The decision by British premier Theresa May to call a snap general election in just seven weeks’ time is all the more of a surprise because, ever since she succeeded David Cameron in Downing Street, May has been insisting that her government would serve out its statutory term which ends in 2020.
The pro-EU Cameron resigned when the referendum he had promised on continued EU membership was won by the Leave campaign. Though May had been a “remainer”, she played little role in the referendum hustings and when she took over from Cameron pledged “Brexit means Brexit”. She insisted that she was going to carry out the will of the British electorate and that there would be no half-measures. The UK was going to quit the EU. Last month she triggered the two-year process in which London’s departure will be negotiated in Brussels.
May gave as her main reason for changing her mind about a snap election the fact that while the country was united on the path to Brexit, parliamentarians were not. On the face of it, this is specious nonsense. The pro-European British establishment is still in a state of shock at losing. The “remoaners”, as they are now characterized, are still grumbling and pushing for a second referendum.
The real reason for May’s move is more to do with the fact that she currently has an overall majority of just 17 in parliament. The opposition Labour party is in chaos under a left-wing leader who for all his evident sincerity does not look to many voters like prime minister material. The UK Independence Party, which played such a role in bringing about and then winning the referendum, has become a squabbling rabble that is a victim of its own success. May is clearly calculating that she will romp home with a much larger majority. This will not only give her a personal mandate to get on with Brexit but it will also rob pro-European MPs in her party of the ability to make significant difficulties during the negotiations with Brussels.
The problem is that this election is coming almost exactly a year after the historic referendum. Pro-Europeans will undoubtedly see it as an opportunity to stage a second vote that can be taken as overthrowing last year’s Brexit result. Given the ineffectual Labour opposition, there is a clear likelihood that the battleground will be within May’s conservative party itself.

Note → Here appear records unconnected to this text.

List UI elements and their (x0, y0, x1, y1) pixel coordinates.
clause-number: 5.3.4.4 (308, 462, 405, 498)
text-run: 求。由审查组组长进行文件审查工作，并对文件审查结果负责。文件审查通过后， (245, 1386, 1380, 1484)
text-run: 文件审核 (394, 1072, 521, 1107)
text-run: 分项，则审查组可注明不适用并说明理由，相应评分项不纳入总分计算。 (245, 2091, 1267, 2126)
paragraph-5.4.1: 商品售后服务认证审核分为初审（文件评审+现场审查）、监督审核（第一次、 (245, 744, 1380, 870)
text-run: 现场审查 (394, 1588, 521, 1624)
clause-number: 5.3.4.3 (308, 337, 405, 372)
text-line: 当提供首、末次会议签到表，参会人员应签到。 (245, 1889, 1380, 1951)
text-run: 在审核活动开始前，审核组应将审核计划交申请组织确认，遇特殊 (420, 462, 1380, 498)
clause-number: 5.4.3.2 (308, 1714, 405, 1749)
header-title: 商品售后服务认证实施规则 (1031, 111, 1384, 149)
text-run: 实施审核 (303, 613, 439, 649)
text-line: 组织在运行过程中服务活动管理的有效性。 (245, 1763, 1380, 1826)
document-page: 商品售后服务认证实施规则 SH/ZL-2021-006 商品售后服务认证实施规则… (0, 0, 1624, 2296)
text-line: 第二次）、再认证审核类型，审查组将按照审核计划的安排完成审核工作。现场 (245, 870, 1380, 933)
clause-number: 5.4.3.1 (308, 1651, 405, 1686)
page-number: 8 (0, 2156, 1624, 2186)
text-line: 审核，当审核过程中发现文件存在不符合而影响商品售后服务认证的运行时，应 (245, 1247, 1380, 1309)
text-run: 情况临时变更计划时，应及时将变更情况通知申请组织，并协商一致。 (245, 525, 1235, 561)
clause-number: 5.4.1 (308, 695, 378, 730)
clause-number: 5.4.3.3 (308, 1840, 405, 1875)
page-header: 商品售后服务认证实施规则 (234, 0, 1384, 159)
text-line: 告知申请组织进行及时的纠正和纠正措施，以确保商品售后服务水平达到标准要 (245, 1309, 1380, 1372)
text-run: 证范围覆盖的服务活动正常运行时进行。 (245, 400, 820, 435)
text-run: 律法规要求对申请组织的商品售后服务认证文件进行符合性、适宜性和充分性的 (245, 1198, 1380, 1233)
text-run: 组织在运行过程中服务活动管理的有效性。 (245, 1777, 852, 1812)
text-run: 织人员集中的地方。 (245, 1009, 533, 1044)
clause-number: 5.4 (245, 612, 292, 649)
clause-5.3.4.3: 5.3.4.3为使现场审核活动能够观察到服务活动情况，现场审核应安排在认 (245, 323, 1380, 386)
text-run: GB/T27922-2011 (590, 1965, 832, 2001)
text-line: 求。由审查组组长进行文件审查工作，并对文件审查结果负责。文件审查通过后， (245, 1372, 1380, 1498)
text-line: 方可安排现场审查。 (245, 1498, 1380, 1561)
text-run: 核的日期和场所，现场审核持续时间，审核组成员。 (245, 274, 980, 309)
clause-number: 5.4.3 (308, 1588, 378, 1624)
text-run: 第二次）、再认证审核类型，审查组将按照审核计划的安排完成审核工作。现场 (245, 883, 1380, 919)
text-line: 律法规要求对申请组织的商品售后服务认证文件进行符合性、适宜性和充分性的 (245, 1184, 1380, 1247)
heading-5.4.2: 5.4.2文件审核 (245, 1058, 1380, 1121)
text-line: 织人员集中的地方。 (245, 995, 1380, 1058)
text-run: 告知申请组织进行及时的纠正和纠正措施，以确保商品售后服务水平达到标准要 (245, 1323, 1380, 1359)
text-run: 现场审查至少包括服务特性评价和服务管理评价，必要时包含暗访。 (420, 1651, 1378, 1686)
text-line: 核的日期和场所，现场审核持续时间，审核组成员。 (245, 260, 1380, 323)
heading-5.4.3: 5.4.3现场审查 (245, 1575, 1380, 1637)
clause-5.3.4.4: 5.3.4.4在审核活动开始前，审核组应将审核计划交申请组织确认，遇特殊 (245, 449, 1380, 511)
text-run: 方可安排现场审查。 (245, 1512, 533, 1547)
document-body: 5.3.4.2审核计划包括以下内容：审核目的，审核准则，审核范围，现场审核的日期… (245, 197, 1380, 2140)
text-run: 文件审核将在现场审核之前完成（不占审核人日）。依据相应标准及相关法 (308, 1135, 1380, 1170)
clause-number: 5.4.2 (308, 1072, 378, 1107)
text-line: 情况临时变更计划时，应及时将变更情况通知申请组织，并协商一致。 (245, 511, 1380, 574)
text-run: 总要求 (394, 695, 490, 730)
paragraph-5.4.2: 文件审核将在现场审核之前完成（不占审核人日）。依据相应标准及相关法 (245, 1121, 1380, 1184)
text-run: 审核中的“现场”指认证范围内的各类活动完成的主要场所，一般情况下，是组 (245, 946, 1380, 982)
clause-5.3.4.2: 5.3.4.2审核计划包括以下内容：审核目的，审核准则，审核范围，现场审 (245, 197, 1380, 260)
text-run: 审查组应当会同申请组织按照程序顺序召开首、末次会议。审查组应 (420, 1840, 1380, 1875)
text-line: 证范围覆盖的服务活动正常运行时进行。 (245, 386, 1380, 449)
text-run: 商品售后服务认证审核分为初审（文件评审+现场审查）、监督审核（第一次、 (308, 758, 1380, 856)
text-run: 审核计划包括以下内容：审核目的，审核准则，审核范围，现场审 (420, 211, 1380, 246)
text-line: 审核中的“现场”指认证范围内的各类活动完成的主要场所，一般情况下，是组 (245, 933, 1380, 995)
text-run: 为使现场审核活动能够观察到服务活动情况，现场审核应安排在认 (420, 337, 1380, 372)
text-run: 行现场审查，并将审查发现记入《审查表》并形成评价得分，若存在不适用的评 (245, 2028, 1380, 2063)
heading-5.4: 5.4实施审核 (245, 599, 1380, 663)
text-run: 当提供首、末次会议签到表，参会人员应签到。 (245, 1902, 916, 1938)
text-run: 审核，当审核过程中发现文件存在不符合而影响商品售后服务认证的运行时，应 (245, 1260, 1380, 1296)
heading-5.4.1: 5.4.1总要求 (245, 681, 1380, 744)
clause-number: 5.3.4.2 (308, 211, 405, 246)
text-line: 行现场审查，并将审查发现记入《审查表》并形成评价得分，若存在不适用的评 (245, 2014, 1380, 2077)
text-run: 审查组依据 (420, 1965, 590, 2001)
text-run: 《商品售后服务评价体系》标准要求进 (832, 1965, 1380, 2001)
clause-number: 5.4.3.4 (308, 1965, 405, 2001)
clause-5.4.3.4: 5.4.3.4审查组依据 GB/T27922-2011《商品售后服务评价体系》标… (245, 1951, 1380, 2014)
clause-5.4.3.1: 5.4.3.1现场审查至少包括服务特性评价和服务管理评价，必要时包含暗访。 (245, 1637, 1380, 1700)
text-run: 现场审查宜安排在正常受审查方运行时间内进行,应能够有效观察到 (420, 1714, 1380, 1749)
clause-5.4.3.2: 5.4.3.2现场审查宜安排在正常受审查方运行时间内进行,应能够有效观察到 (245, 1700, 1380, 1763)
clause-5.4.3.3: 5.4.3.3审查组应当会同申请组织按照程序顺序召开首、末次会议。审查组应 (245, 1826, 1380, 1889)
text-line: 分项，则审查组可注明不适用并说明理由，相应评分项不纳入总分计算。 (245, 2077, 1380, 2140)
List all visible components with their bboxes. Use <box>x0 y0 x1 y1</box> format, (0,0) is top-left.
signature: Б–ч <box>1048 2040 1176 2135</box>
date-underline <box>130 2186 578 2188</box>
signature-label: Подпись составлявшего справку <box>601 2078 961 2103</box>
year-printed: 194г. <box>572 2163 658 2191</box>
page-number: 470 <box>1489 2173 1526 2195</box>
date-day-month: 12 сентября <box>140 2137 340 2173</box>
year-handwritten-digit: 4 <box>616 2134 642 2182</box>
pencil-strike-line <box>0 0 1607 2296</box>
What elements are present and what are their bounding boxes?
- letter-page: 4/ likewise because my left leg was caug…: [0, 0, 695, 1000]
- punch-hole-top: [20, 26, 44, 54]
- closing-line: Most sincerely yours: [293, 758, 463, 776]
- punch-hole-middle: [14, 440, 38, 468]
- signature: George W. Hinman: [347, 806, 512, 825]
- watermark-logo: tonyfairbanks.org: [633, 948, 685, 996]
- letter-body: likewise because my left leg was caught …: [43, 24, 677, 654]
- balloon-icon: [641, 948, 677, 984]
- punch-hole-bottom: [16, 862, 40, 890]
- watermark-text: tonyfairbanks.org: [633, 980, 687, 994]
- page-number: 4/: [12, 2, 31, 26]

The risk of splitting the party in a replay of the deeply-damaging divisions under 1990s Conservative premier John Major seems very clear. Unless May can maintain party discipline, there is a clear danger that even if she wins, she will be at the head of an unstable party where old wounds have been reopened and turned politically septic.
The one advantage that May would seem to enjoy is that seven weeks is not very long for the pro-Europeans to mount a successful campaign within the general election. But now that the starting gun has been fired, all sorts of unlikely cross-party alliances, revelations and feuds seem set to emerge. By the time the British vote again, it will be known if Marine Le Pen has been checked in her chauvinistic and racist drive for the French presidency. The French outcome could have a powerful effect on the UK vote.